Civil Action No. 25-cv-03584-PAB-MDB

CHRISTOPHER HARDY, individually and on behalf of all similarly situated persons,

Plaintiff,

v.

JEFFREY PARKER,

Defendant.

ORDER

This matter comes before the Court on the Motion for Remand to State Court Pursuant to 28 U.S.C. § 1447 [Docket No. 15]. Defendant filed a response. Docket No. 29. I. BACKGROUND Plaintiff Christopher Hardy filed this action in state court on July 17, 2025 on behalf of himself and all others similarly situated. Docket No. 5. Plaintiff avers that he was employed by defendant Jeffrey Parker, the owner of a chain of Five Guys restaurants located in Colorado. Id. at 3, ¶¶ 2-3. Plaintiff brings claims for violation of the Colorado Wage Claim Act, Colo. Rev. Stat. § 8-4-101, et seq., violation of the Colorado Minimum Wage Act, Colo. Rev. Stat. § 8-6-101, et seq., and Civil Theft, claiming that defendant improperly failed to provide his employees with mandatory compensated 30-minute meal breaks and ten-minute rest periods Id. at 3-7, ¶¶ 11-13, 16-37. Defendant was served on October 10, 2025, Docket No. 1-7 at 2, and timely filed a notice of removal on November 7, 2025. Docket No. 1. In his notice of removal, defendant claims that the Court has original jurisdiction over this action pursuant to the Class Action Fairness Act of 2005 (“CAFA”), 28 U.S.C. § 1332(d).

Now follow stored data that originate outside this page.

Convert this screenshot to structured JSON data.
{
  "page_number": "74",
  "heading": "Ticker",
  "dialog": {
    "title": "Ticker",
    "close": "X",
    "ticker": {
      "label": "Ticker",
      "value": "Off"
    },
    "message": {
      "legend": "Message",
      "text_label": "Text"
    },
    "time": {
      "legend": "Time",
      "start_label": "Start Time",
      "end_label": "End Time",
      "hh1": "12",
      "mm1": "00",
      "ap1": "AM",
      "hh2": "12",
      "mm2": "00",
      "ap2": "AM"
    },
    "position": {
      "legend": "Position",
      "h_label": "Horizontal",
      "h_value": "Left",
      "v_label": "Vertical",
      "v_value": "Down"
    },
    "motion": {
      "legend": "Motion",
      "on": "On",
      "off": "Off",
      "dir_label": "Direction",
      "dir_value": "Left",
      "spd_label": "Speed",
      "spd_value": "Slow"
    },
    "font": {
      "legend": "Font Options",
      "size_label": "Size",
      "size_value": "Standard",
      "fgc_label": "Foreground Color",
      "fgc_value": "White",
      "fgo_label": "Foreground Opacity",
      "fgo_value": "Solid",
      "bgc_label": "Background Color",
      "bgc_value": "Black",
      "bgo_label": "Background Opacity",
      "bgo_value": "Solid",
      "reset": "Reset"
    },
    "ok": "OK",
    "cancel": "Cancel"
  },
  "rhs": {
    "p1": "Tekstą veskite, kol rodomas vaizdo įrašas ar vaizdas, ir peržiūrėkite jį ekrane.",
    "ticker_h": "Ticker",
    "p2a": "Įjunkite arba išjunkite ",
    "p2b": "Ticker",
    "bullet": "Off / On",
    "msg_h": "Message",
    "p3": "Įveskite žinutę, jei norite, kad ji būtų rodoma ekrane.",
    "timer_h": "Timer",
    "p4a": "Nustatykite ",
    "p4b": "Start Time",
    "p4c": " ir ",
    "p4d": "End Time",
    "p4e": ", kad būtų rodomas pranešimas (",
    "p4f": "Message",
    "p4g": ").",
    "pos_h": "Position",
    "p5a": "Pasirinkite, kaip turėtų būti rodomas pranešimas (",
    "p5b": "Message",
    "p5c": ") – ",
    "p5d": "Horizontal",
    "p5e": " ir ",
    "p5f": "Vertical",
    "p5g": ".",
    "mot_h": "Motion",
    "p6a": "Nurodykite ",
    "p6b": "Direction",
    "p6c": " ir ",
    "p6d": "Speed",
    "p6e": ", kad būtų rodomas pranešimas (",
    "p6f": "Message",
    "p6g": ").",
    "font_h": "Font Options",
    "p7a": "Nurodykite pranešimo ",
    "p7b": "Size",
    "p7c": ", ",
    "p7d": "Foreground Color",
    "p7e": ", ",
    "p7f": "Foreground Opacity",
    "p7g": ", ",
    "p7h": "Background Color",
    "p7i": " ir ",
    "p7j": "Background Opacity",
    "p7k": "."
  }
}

Id. at 2, ¶ 6. The notice of removal asserts that, under CAFA, all the

requirements for removal have been met because the defendant is a citizen of a different state than a putative class member, there will be at least 100 class members, and the amount in controversy is greater than the requisite $5,000,000. Id. at 2-6, ¶¶ 7- 21. Defendant calculated the amount in controversy by determining the total number of shifts worked at Five Guys locations where defendant had an ownership interest between July 17, 2019 and November 6, 2025.1 Id. at 5, ¶ 19. Defendant then determined the average number of hours each employee worked per shift and the average rate at which employees were paid. Id. Supported by the declaration of

defendant, who reviewed business records to determine the relevant numbers, defendant concluded there were approximately 124,454.82 shifts worked during that period, with employees working an average of 6.36 hours per shift, at an average rate of $14.43 per hour. Id.; Docket No. 1-3 at 3, ¶¶ 11-12. Defendant reasoned that if his employees were missing one 30-minute meal period and two ten-minute rest breaks per shift worked, then employees would be missing 50 minutes worth of work per shift. Docket No. 1 at 5, ¶ 20. Defendant then calculated that his employees would be owed

1 Plaintiff’s proposed class definition encompasses individuals who worked for defendant as non-exempt employees during this time. Docket No. 5 at 4, ¶ 14. an additional $12.03 per shift which, multiplied by the 124,454.82 shifts, would equal $1,497,191.48 in alleged unpaid wages.2 Id., ¶ 21. Defendant further claimed that, when accounting for statutory penalties under Colo. Rev. Stat. § 8-4-109, the amount in controversy is approximately $5,988,765.94. Id. On December 4, 2025, plaintiff filed a motion to remand on the grounds that

defendant did not meet his burden to show that the amount in controversy exceeds $5,000,000.3 Docket No. 15. Alternatively, plaintiff seeks jurisdictional discovery on both the amount in controversy and the potential applicability of the local controversy or home state exceptions to CAFA, 8 U.S.C. § 1332(d)(3)-(4). Id. at 6-7. On January 20, 2026, defendant filed a response. Docket No. 29. II. ANALYSIS Under CAFA, district courts may exercise jurisdiction over any class action so long as the amount in controversy exceeds $5,000,000,4 the proposed class contains more than 100 members, and there is minimal diversity, meaning that any member of

the plaintiff class is a citizen of a different state than any defendant. 28 U.S.C. §§ 1332(d)(2), (5). Here, plaintiff argues that defendant did not meet his burden to show that the amount in controversy exceeds $5,000,000. Docket No. 15 at 2.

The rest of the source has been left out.